For the government, the health sector and emergency planners across the UK – and indeed the world – it has been a different story. Largely behind the scenes, plans that were drawn up, tested, exercised and refined over more than a decade have begun to swing into place, just as the WHO intended: its definition of phase five includes the warning that a pandemic "is imminent and that the time to finalise the organisation, communication and implementation of the planned mitigation measures is short".
Most visible among this activity has been the government's printing and distribution of the leaflet Important Information About Swine Flu (pdf), the activation of the information helpline and the accompanying media campaign. Note exactly what this means: the public now has the information it needs to mitigate the effects of an outbreak as much as it can.

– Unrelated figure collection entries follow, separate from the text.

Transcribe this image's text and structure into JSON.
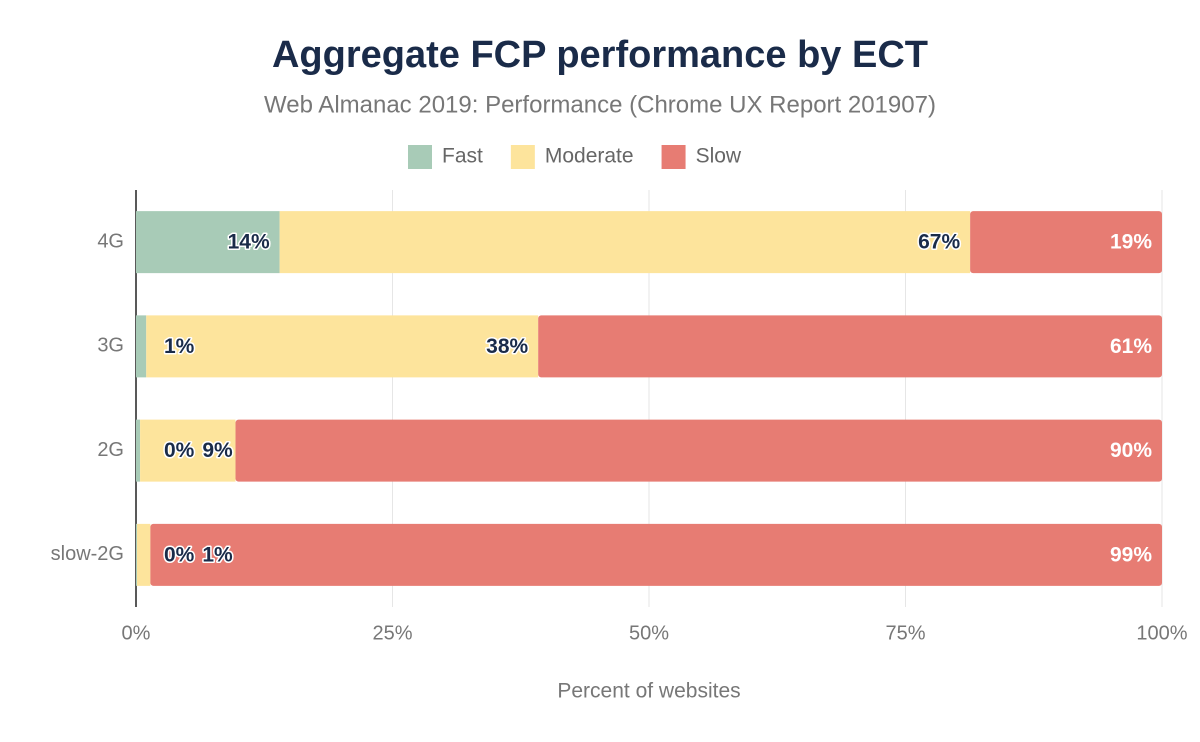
{
  "chart_data": {
    "type": "stacked-bar-horizontal",
    "title": "Aggregate FCP performance by ECT",
    "subtitle": "Web Almanac 2019: Performance (Chrome UX Report 201907)",
    "x_label": "Percent of websites",
    "categories": [
      "4G",
      "3G",
      "2G",
      "slow-2G"
    ],
    "series": [
      {
        "name": "Fast",
        "color": "#a8cbb7",
        "values": [
          14.0,
          1.0,
          0.4,
          0.1
        ],
        "value_labels": [
          "14%",
          "1%",
          "0%",
          "0%"
        ]
      },
      {
        "name": "Moderate",
        "color": "#fde49c",
        "values": [
          67.3,
          38.2,
          9.3,
          1.3
        ],
        "value_labels": [
          "67%",
          "38%",
          "9%",
          "1%"
        ]
      },
      {
        "name": "Slow",
        "color": "#e77c73",
        "values": [
          18.7,
          60.8,
          90.3,
          98.6
        ],
        "value_labels": [
          "19%",
          "61%",
          "90%",
          "99%"
        ]
      }
    ],
    "xlim": [
      0,
      100
    ],
    "xticks": [
      {
        "value": 0,
        "label": "0%"
      },
      {
        "value": 25,
        "label": "25%"
      },
      {
        "value": 50,
        "label": "50%"
      },
      {
        "value": 75,
        "label": "75%"
      },
      {
        "value": 100,
        "label": "100%"
      }
    ],
    "grid": true,
    "legend": "top"
  }
}
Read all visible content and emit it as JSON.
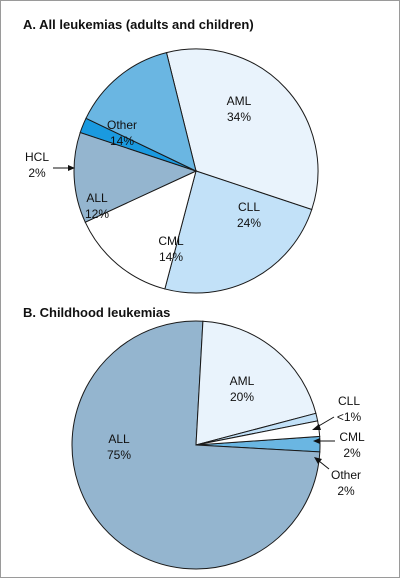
{
  "chart_data": [
    {
      "type": "pie",
      "title": "A.  All leukemias (adults and children)",
      "start_angle_deg": -104,
      "slices": [
        {
          "key": "aml",
          "label": "AML",
          "value_text": "34%",
          "value": 34,
          "color": "#e9f3fc"
        },
        {
          "key": "cll",
          "label": "CLL",
          "value_text": "24%",
          "value": 24,
          "color": "#c2e1f8"
        },
        {
          "key": "cml",
          "label": "CML",
          "value_text": "14%",
          "value": 14,
          "color": "#ffffff"
        },
        {
          "key": "all",
          "label": "ALL",
          "value_text": "12%",
          "value": 12,
          "color": "#94b5cf"
        },
        {
          "key": "hcl",
          "label": "HCL",
          "value_text": "2%",
          "value": 2,
          "color": "#1a9ae0"
        },
        {
          "key": "other",
          "label": "Other",
          "value_text": "14%",
          "value": 14,
          "color": "#6ab6e2"
        }
      ]
    },
    {
      "type": "pie",
      "title": "B.  Childhood leukemias",
      "start_angle_deg": -4,
      "slices": [
        {
          "key": "other",
          "label": "Other",
          "value_text": "2%",
          "value": 2,
          "color": "#6ab6e2"
        },
        {
          "key": "all",
          "label": "ALL",
          "value_text": "75%",
          "value": 75,
          "color": "#94b5cf"
        },
        {
          "key": "aml",
          "label": "AML",
          "value_text": "20%",
          "value": 20,
          "color": "#e9f3fc"
        },
        {
          "key": "cll",
          "label": "CLL",
          "value_text": "<1%",
          "value": 1,
          "color": "#c2e1f8"
        },
        {
          "key": "cml",
          "label": "CML",
          "value_text": "2%",
          "value": 2,
          "color": "#ffffff"
        }
      ]
    }
  ]
}
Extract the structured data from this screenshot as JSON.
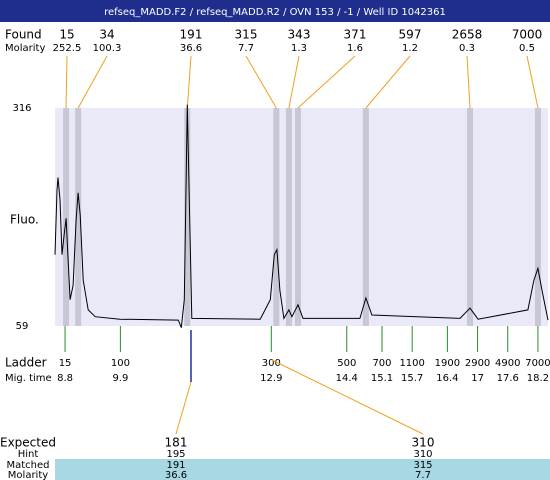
{
  "header": {
    "title": "refseq_MADD.F2 / refseq_MADD.R2 / OVN 153 / -1 / Well ID 1042361"
  },
  "found": {
    "label": "Found",
    "molarity_label": "Molarity",
    "sizes": [
      15,
      34,
      191,
      315,
      343,
      371,
      597,
      2658,
      7000
    ],
    "molarity": [
      252.5,
      100.3,
      36.6,
      7.7,
      1.3,
      1.6,
      1.2,
      0.3,
      0.5
    ],
    "mig_time": [
      8.82,
      9.06,
      11.23,
      13.0,
      13.25,
      13.43,
      14.78,
      16.85,
      18.2
    ]
  },
  "trace": {
    "label": "Fluo.",
    "ylim": [
      59,
      316
    ],
    "yticks": [
      59,
      316
    ],
    "xlim": [
      8.6,
      18.4
    ],
    "x": [
      8.6,
      8.64,
      8.66,
      8.7,
      8.74,
      8.78,
      8.82,
      8.86,
      8.9,
      8.96,
      9.02,
      9.06,
      9.1,
      9.16,
      9.26,
      9.4,
      9.89,
      11.05,
      11.11,
      11.17,
      11.23,
      11.27,
      11.32,
      12.68,
      12.88,
      12.96,
      13.01,
      13.07,
      13.15,
      13.25,
      13.31,
      13.43,
      13.53,
      14.66,
      14.78,
      14.9,
      16.65,
      16.85,
      17.01,
      18.0,
      18.12,
      18.2,
      18.28,
      18.4
    ],
    "values": [
      143,
      219,
      234,
      208,
      143,
      166,
      186,
      137,
      90,
      107,
      184,
      216,
      190,
      113,
      78,
      70,
      67,
      66,
      57,
      90,
      320,
      208,
      68,
      67,
      90,
      143,
      149,
      101,
      68,
      78,
      70,
      84,
      68,
      68,
      92,
      72,
      68,
      80,
      67,
      78,
      113,
      127,
      101,
      66
    ]
  },
  "ladder": {
    "label": "Ladder",
    "mig_label": "Mig. time",
    "sizes": [
      15,
      100,
      300,
      500,
      700,
      1100,
      1900,
      2900,
      4900,
      7000
    ],
    "mig_times": [
      8.8,
      9.9,
      12.9,
      14.4,
      15.1,
      15.7,
      16.4,
      17,
      17.6,
      18.2
    ]
  },
  "expected": {
    "labels": [
      "Expected",
      "Hint",
      "Matched",
      "Molarity"
    ],
    "rows": [
      [
        181,
        310
      ],
      [
        195,
        310
      ],
      [
        191,
        315
      ],
      [
        36.6,
        7.7
      ]
    ]
  }
}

The phoneline organisers will have had time to call in the additional operators needed, to ensure they are well-trained and comfortable with the queries they will receive and to iron out bugs in the system while the number of calls it has been receiving is small.
This picture is mirrored across the country, which is why the WHO considers the UK to be one of the two best-prepared countries in the world. Over the last six weeks, anyone with a direct role in responding to a pandemic has been quietly but efficiently gearing up for it. Hospitals have been preparing to deal with extra patients, scientists have been working to develop a vaccine to this specific strain and local health authorities have been planning how these vaccines will be distributed and administered.

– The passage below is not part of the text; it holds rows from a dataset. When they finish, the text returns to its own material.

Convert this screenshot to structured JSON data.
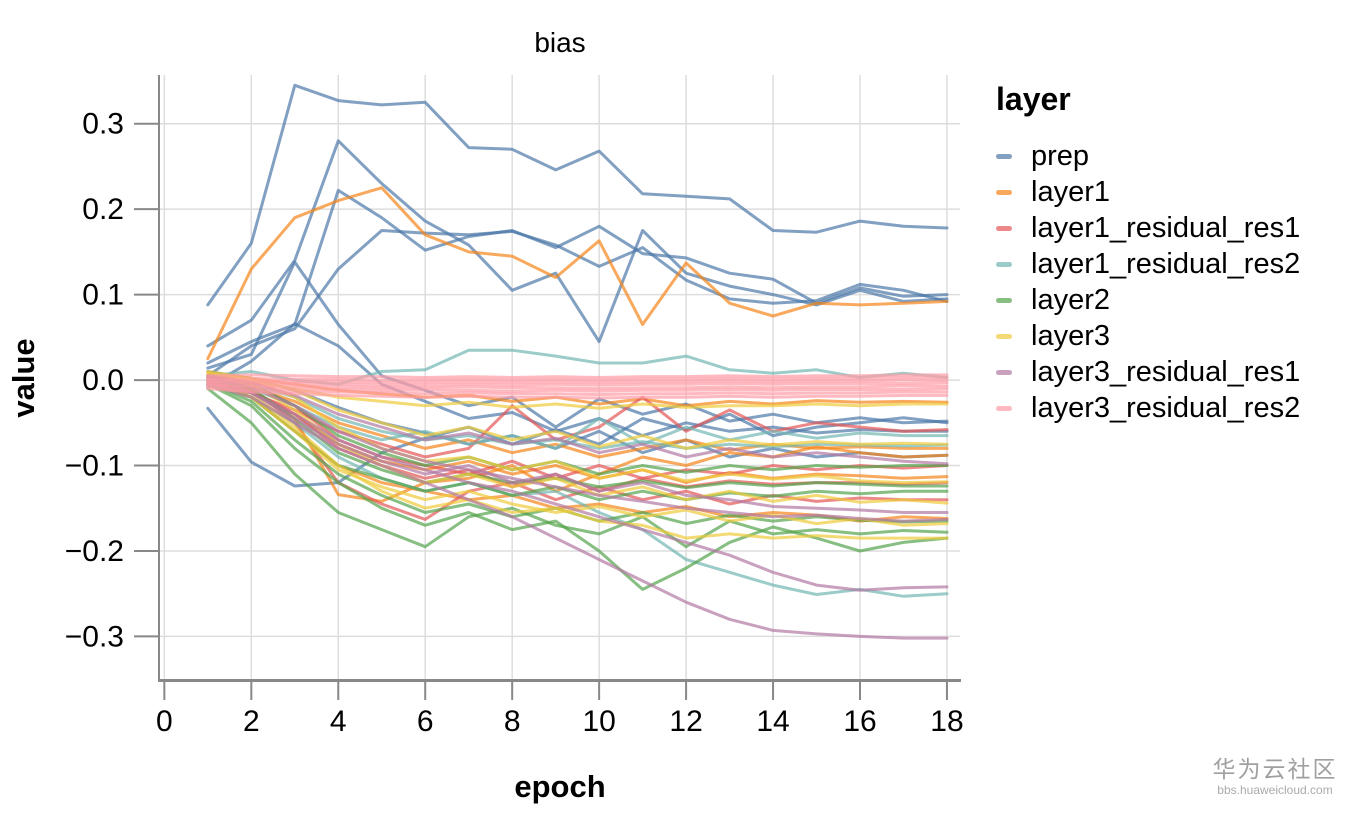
{
  "watermark": {
    "title": "华为云社区",
    "subtitle": "bbs.huaweicloud.com"
  },
  "chart_data": {
    "type": "line",
    "title": "bias",
    "xlabel": "epoch",
    "ylabel": "value",
    "legend_title": "layer",
    "legend_position": "right",
    "grid": true,
    "line_opacity": 0.7,
    "xlim": [
      -0.1,
      18.3
    ],
    "ylim": [
      -0.351,
      0.357
    ],
    "x": [
      1,
      2,
      3,
      4,
      5,
      6,
      7,
      8,
      9,
      10,
      11,
      12,
      13,
      14,
      15,
      16,
      17,
      18
    ],
    "x_ticks": [
      {
        "v": 0,
        "label": "0"
      },
      {
        "v": 2,
        "label": "2"
      },
      {
        "v": 4,
        "label": "4"
      },
      {
        "v": 6,
        "label": "6"
      },
      {
        "v": 8,
        "label": "8"
      },
      {
        "v": 10,
        "label": "10"
      },
      {
        "v": 12,
        "label": "12"
      },
      {
        "v": 14,
        "label": "14"
      },
      {
        "v": 16,
        "label": "16"
      },
      {
        "v": 18,
        "label": "18"
      }
    ],
    "y_ticks": [
      {
        "v": 0.3,
        "label": "0.3"
      },
      {
        "v": 0.2,
        "label": "0.2"
      },
      {
        "v": 0.1,
        "label": "0.1"
      },
      {
        "v": 0.0,
        "label": "0.0"
      },
      {
        "v": -0.1,
        "label": "−0.1"
      },
      {
        "v": -0.2,
        "label": "−0.2"
      },
      {
        "v": -0.3,
        "label": "−0.3"
      }
    ],
    "groups": [
      {
        "name": "prep",
        "color": "#4c78a8",
        "series": [
          [
            0.088,
            0.16,
            0.345,
            0.327,
            0.322,
            0.325,
            0.272,
            0.27,
            0.246,
            0.268,
            0.218,
            0.215,
            0.212,
            0.175,
            0.173,
            0.186,
            0.18,
            0.178
          ],
          [
            0.04,
            0.07,
            0.14,
            0.28,
            0.23,
            0.186,
            0.158,
            0.105,
            0.125,
            0.045,
            0.175,
            0.125,
            0.11,
            0.1,
            0.088,
            0.105,
            0.092,
            0.095
          ],
          [
            0.02,
            0.045,
            0.065,
            0.222,
            0.19,
            0.152,
            0.168,
            0.175,
            0.155,
            0.18,
            0.148,
            0.143,
            0.125,
            0.118,
            0.09,
            0.108,
            0.098,
            0.1
          ],
          [
            0.005,
            0.04,
            0.06,
            0.13,
            0.175,
            0.172,
            0.17,
            0.174,
            0.158,
            0.133,
            0.155,
            0.117,
            0.095,
            0.09,
            0.093,
            0.112,
            0.105,
            0.092
          ],
          [
            0.014,
            0.03,
            0.138,
            0.065,
            0.005,
            -0.012,
            -0.03,
            -0.02,
            -0.055,
            -0.022,
            -0.04,
            -0.028,
            -0.048,
            -0.04,
            -0.05,
            -0.044,
            -0.05,
            -0.048
          ],
          [
            -0.008,
            0.022,
            0.066,
            0.04,
            -0.005,
            -0.025,
            -0.045,
            -0.038,
            -0.06,
            -0.045,
            -0.065,
            -0.05,
            -0.06,
            -0.055,
            -0.062,
            -0.058,
            -0.06,
            -0.06
          ],
          [
            -0.033,
            -0.096,
            -0.124,
            -0.12,
            -0.085,
            -0.068,
            -0.055,
            -0.075,
            -0.058,
            -0.075,
            -0.045,
            -0.058,
            -0.04,
            -0.065,
            -0.055,
            -0.05,
            -0.044,
            -0.05
          ],
          [
            0.01,
            0.002,
            -0.012,
            -0.032,
            -0.05,
            -0.062,
            -0.075,
            -0.065,
            -0.08,
            -0.06,
            -0.085,
            -0.07,
            -0.09,
            -0.08,
            -0.09,
            -0.085,
            -0.09,
            -0.088
          ]
        ]
      },
      {
        "name": "layer1",
        "color": "#f58518",
        "series": [
          [
            0.025,
            0.13,
            0.19,
            0.21,
            0.225,
            0.17,
            0.15,
            0.145,
            0.12,
            0.163,
            0.065,
            0.137,
            0.09,
            0.075,
            0.09,
            0.088,
            0.09,
            0.092
          ],
          [
            0.005,
            -0.012,
            -0.045,
            -0.134,
            -0.142,
            -0.12,
            -0.115,
            -0.1,
            -0.13,
            -0.11,
            -0.09,
            -0.1,
            -0.085,
            -0.09,
            -0.078,
            -0.085,
            -0.09,
            -0.088
          ],
          [
            0.0,
            -0.02,
            -0.06,
            -0.1,
            -0.12,
            -0.13,
            -0.14,
            -0.135,
            -0.15,
            -0.145,
            -0.155,
            -0.148,
            -0.16,
            -0.155,
            -0.158,
            -0.165,
            -0.16,
            -0.162
          ],
          [
            0.008,
            0.002,
            -0.005,
            -0.012,
            -0.016,
            -0.02,
            -0.018,
            -0.025,
            -0.02,
            -0.028,
            -0.022,
            -0.03,
            -0.025,
            -0.028,
            -0.024,
            -0.026,
            -0.025,
            -0.026
          ],
          [
            0.002,
            -0.008,
            -0.025,
            -0.05,
            -0.065,
            -0.08,
            -0.07,
            -0.085,
            -0.075,
            -0.09,
            -0.08,
            -0.07,
            -0.082,
            -0.075,
            -0.08,
            -0.078,
            -0.08,
            -0.08
          ],
          [
            -0.005,
            -0.015,
            -0.04,
            -0.075,
            -0.095,
            -0.105,
            -0.095,
            -0.11,
            -0.1,
            -0.115,
            -0.105,
            -0.12,
            -0.108,
            -0.115,
            -0.11,
            -0.112,
            -0.115,
            -0.113
          ]
        ]
      },
      {
        "name": "layer1_residual_res1",
        "color": "#e45756",
        "series": [
          [
            -0.005,
            -0.015,
            -0.035,
            -0.06,
            -0.075,
            -0.09,
            -0.08,
            -0.03,
            -0.07,
            -0.055,
            -0.02,
            -0.06,
            -0.035,
            -0.06,
            -0.05,
            -0.055,
            -0.06,
            -0.058
          ],
          [
            0.0,
            -0.01,
            -0.05,
            -0.12,
            -0.145,
            -0.163,
            -0.13,
            -0.12,
            -0.14,
            -0.125,
            -0.14,
            -0.13,
            -0.145,
            -0.135,
            -0.142,
            -0.138,
            -0.14,
            -0.14
          ],
          [
            0.003,
            -0.005,
            -0.03,
            -0.07,
            -0.09,
            -0.1,
            -0.11,
            -0.095,
            -0.115,
            -0.1,
            -0.115,
            -0.105,
            -0.11,
            -0.1,
            -0.105,
            -0.1,
            -0.103,
            -0.1
          ],
          [
            -0.002,
            -0.012,
            -0.04,
            -0.08,
            -0.1,
            -0.115,
            -0.105,
            -0.125,
            -0.11,
            -0.13,
            -0.115,
            -0.125,
            -0.118,
            -0.122,
            -0.12,
            -0.12,
            -0.122,
            -0.12
          ]
        ]
      },
      {
        "name": "layer1_residual_res2",
        "color": "#72b7b2",
        "series": [
          [
            0.005,
            0.01,
            0.0,
            -0.005,
            0.01,
            0.012,
            0.035,
            0.035,
            0.028,
            0.02,
            0.02,
            0.028,
            0.012,
            0.008,
            0.012,
            0.003,
            0.008,
            0.003
          ],
          [
            -0.005,
            -0.02,
            -0.05,
            -0.09,
            -0.115,
            -0.13,
            -0.12,
            -0.135,
            -0.13,
            -0.155,
            -0.175,
            -0.21,
            -0.225,
            -0.24,
            -0.251,
            -0.245,
            -0.253,
            -0.25
          ],
          [
            0.0,
            -0.01,
            -0.03,
            -0.055,
            -0.07,
            -0.06,
            -0.075,
            -0.065,
            -0.08,
            -0.045,
            -0.075,
            -0.055,
            -0.07,
            -0.06,
            -0.068,
            -0.062,
            -0.065,
            -0.065
          ],
          [
            0.002,
            -0.005,
            -0.02,
            -0.045,
            -0.06,
            -0.07,
            -0.065,
            -0.075,
            -0.07,
            -0.08,
            -0.072,
            -0.08,
            -0.075,
            -0.078,
            -0.075,
            -0.076,
            -0.077,
            -0.076
          ]
        ]
      },
      {
        "name": "layer2",
        "color": "#54a24b",
        "series": [
          [
            -0.01,
            -0.05,
            -0.11,
            -0.155,
            -0.175,
            -0.195,
            -0.16,
            -0.15,
            -0.17,
            -0.18,
            -0.16,
            -0.195,
            -0.165,
            -0.18,
            -0.175,
            -0.18,
            -0.176,
            -0.178
          ],
          [
            -0.005,
            -0.03,
            -0.08,
            -0.12,
            -0.15,
            -0.17,
            -0.155,
            -0.175,
            -0.165,
            -0.2,
            -0.245,
            -0.22,
            -0.19,
            -0.172,
            -0.185,
            -0.2,
            -0.19,
            -0.185
          ],
          [
            0.0,
            -0.02,
            -0.06,
            -0.1,
            -0.115,
            -0.13,
            -0.12,
            -0.135,
            -0.125,
            -0.14,
            -0.13,
            -0.14,
            -0.132,
            -0.136,
            -0.13,
            -0.133,
            -0.13,
            -0.13
          ],
          [
            0.003,
            -0.01,
            -0.045,
            -0.085,
            -0.105,
            -0.12,
            -0.11,
            -0.12,
            -0.115,
            -0.125,
            -0.118,
            -0.126,
            -0.12,
            -0.124,
            -0.12,
            -0.122,
            -0.124,
            -0.124
          ],
          [
            -0.003,
            -0.025,
            -0.07,
            -0.11,
            -0.135,
            -0.155,
            -0.145,
            -0.16,
            -0.15,
            -0.165,
            -0.155,
            -0.168,
            -0.158,
            -0.165,
            -0.16,
            -0.164,
            -0.166,
            -0.165
          ],
          [
            0.005,
            -0.005,
            -0.03,
            -0.065,
            -0.085,
            -0.1,
            -0.09,
            -0.105,
            -0.095,
            -0.11,
            -0.1,
            -0.108,
            -0.1,
            -0.105,
            -0.1,
            -0.102,
            -0.1,
            -0.1
          ]
        ]
      },
      {
        "name": "layer3",
        "color": "#eeca3b",
        "series": [
          [
            0.0,
            -0.015,
            -0.055,
            -0.1,
            -0.13,
            -0.15,
            -0.14,
            -0.155,
            -0.15,
            -0.165,
            -0.17,
            -0.185,
            -0.18,
            -0.185,
            -0.182,
            -0.185,
            -0.185,
            -0.185
          ],
          [
            0.005,
            -0.005,
            -0.035,
            -0.075,
            -0.1,
            -0.12,
            -0.11,
            -0.125,
            -0.115,
            -0.135,
            -0.125,
            -0.14,
            -0.13,
            -0.142,
            -0.135,
            -0.143,
            -0.14,
            -0.144
          ],
          [
            0.008,
            0.0,
            -0.02,
            -0.055,
            -0.08,
            -0.095,
            -0.09,
            -0.105,
            -0.095,
            -0.115,
            -0.105,
            -0.118,
            -0.11,
            -0.116,
            -0.112,
            -0.118,
            -0.12,
            -0.119
          ],
          [
            -0.002,
            -0.02,
            -0.06,
            -0.105,
            -0.125,
            -0.14,
            -0.13,
            -0.145,
            -0.155,
            -0.148,
            -0.16,
            -0.152,
            -0.165,
            -0.158,
            -0.168,
            -0.162,
            -0.17,
            -0.168
          ],
          [
            0.01,
            0.002,
            -0.012,
            -0.035,
            -0.05,
            -0.065,
            -0.055,
            -0.07,
            -0.06,
            -0.078,
            -0.065,
            -0.08,
            -0.07,
            -0.076,
            -0.072,
            -0.075,
            -0.074,
            -0.075
          ],
          [
            0.004,
            -0.002,
            -0.01,
            -0.02,
            -0.025,
            -0.03,
            -0.026,
            -0.032,
            -0.028,
            -0.033,
            -0.028,
            -0.032,
            -0.03,
            -0.03,
            -0.028,
            -0.03,
            -0.028,
            -0.028
          ]
        ]
      },
      {
        "name": "layer3_residual_res1",
        "color": "#b279a2",
        "series": [
          [
            -0.005,
            -0.02,
            -0.05,
            -0.08,
            -0.1,
            -0.12,
            -0.14,
            -0.16,
            -0.185,
            -0.21,
            -0.235,
            -0.26,
            -0.28,
            -0.293,
            -0.297,
            -0.3,
            -0.302,
            -0.302
          ],
          [
            0.0,
            -0.015,
            -0.04,
            -0.07,
            -0.09,
            -0.105,
            -0.12,
            -0.13,
            -0.145,
            -0.16,
            -0.175,
            -0.19,
            -0.205,
            -0.225,
            -0.24,
            -0.246,
            -0.243,
            -0.242
          ],
          [
            0.003,
            -0.008,
            -0.03,
            -0.06,
            -0.08,
            -0.095,
            -0.105,
            -0.115,
            -0.125,
            -0.135,
            -0.142,
            -0.15,
            -0.155,
            -0.16,
            -0.158,
            -0.162,
            -0.165,
            -0.163
          ],
          [
            -0.002,
            -0.015,
            -0.045,
            -0.075,
            -0.095,
            -0.11,
            -0.1,
            -0.12,
            -0.11,
            -0.13,
            -0.12,
            -0.135,
            -0.14,
            -0.148,
            -0.15,
            -0.152,
            -0.155,
            -0.155
          ],
          [
            0.005,
            -0.003,
            -0.018,
            -0.04,
            -0.055,
            -0.07,
            -0.062,
            -0.075,
            -0.068,
            -0.085,
            -0.075,
            -0.09,
            -0.08,
            -0.09,
            -0.085,
            -0.09,
            -0.095,
            -0.098
          ]
        ]
      },
      {
        "name": "layer3_residual_res2",
        "color": "#ff9da6",
        "series": [
          [
            0.005,
            0.006,
            0.005,
            0.004,
            0.004,
            0.003,
            0.004,
            0.003,
            0.004,
            0.003,
            0.004,
            0.004,
            0.005,
            0.004,
            0.005,
            0.005,
            0.006,
            0.006
          ],
          [
            0.002,
            0.002,
            0.001,
            0.001,
            0.0,
            0.0,
            0.001,
            0.0,
            0.001,
            0.0,
            0.001,
            0.001,
            0.002,
            0.001,
            0.002,
            0.002,
            0.003,
            0.003
          ],
          [
            0.0,
            -0.001,
            -0.002,
            -0.002,
            -0.003,
            -0.003,
            -0.002,
            -0.003,
            -0.002,
            -0.003,
            -0.002,
            -0.002,
            -0.001,
            -0.002,
            -0.001,
            -0.001,
            0.0,
            0.0
          ],
          [
            -0.002,
            -0.003,
            -0.004,
            -0.005,
            -0.006,
            -0.006,
            -0.005,
            -0.006,
            -0.005,
            -0.006,
            -0.005,
            -0.005,
            -0.004,
            -0.005,
            -0.004,
            -0.004,
            -0.004,
            -0.003
          ],
          [
            -0.004,
            -0.006,
            -0.007,
            -0.008,
            -0.009,
            -0.009,
            -0.008,
            -0.009,
            -0.009,
            -0.01,
            -0.009,
            -0.009,
            -0.008,
            -0.009,
            -0.008,
            -0.008,
            -0.007,
            -0.007
          ],
          [
            -0.006,
            -0.008,
            -0.01,
            -0.011,
            -0.012,
            -0.012,
            -0.012,
            -0.013,
            -0.012,
            -0.013,
            -0.012,
            -0.012,
            -0.011,
            -0.012,
            -0.011,
            -0.011,
            -0.011,
            -0.01
          ],
          [
            -0.008,
            -0.011,
            -0.013,
            -0.014,
            -0.015,
            -0.016,
            -0.015,
            -0.016,
            -0.016,
            -0.017,
            -0.016,
            -0.016,
            -0.015,
            -0.016,
            -0.015,
            -0.015,
            -0.014,
            -0.014
          ],
          [
            -0.01,
            -0.014,
            -0.016,
            -0.018,
            -0.019,
            -0.02,
            -0.019,
            -0.02,
            -0.02,
            -0.021,
            -0.02,
            -0.02,
            -0.019,
            -0.02,
            -0.019,
            -0.019,
            -0.018,
            -0.018
          ]
        ]
      }
    ]
  }
}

It is also important to remember that we are extremely lucky that the type of flu we are now facing, Influenza A(H1N1), is a less deadly strain than might have mutated from the H5N1 bird flu many scientists expected. This means that the pandemic we are facing will affect only the quantity of victims, not the quality of their illness; if you catch swine flu you have no more chance of dying from it than if you catch any other type of flu, but you do have more chance of catching it.
The doomsday predictions of 750,000 UK dead are, thankfully, unlikely to be realised. But this does not make it all a fuss about nothing. The very old, the very ill and people with compromised immune systems, such as diabetics and those with Aids, often do die from flu and this year more of them will catch it.
Hospitals will have to cope with an increased number of admissions, possibly while their staff is depleted by illness. This will become more acute as we head into the winter months, as Australia has seen, though the heads-up we have been given means that with luck we may by then have a vaccine.
We should be proud that swine flu seems to be a bit of a fuss about nothing. That the public does not, by and large, feel frightened and is not panicking is a measure of the success with which the UK has prepared for this outbreak and has dealt with it so far. From national flu pandemic exercises such as 2007's Winter Willow, to countless smaller exercises that take place across the UK every month, to the pages of information that can be found on NHS and government websites, the UK is as well prepared as it can be to deal with the effects of the global flu pandemic we now face.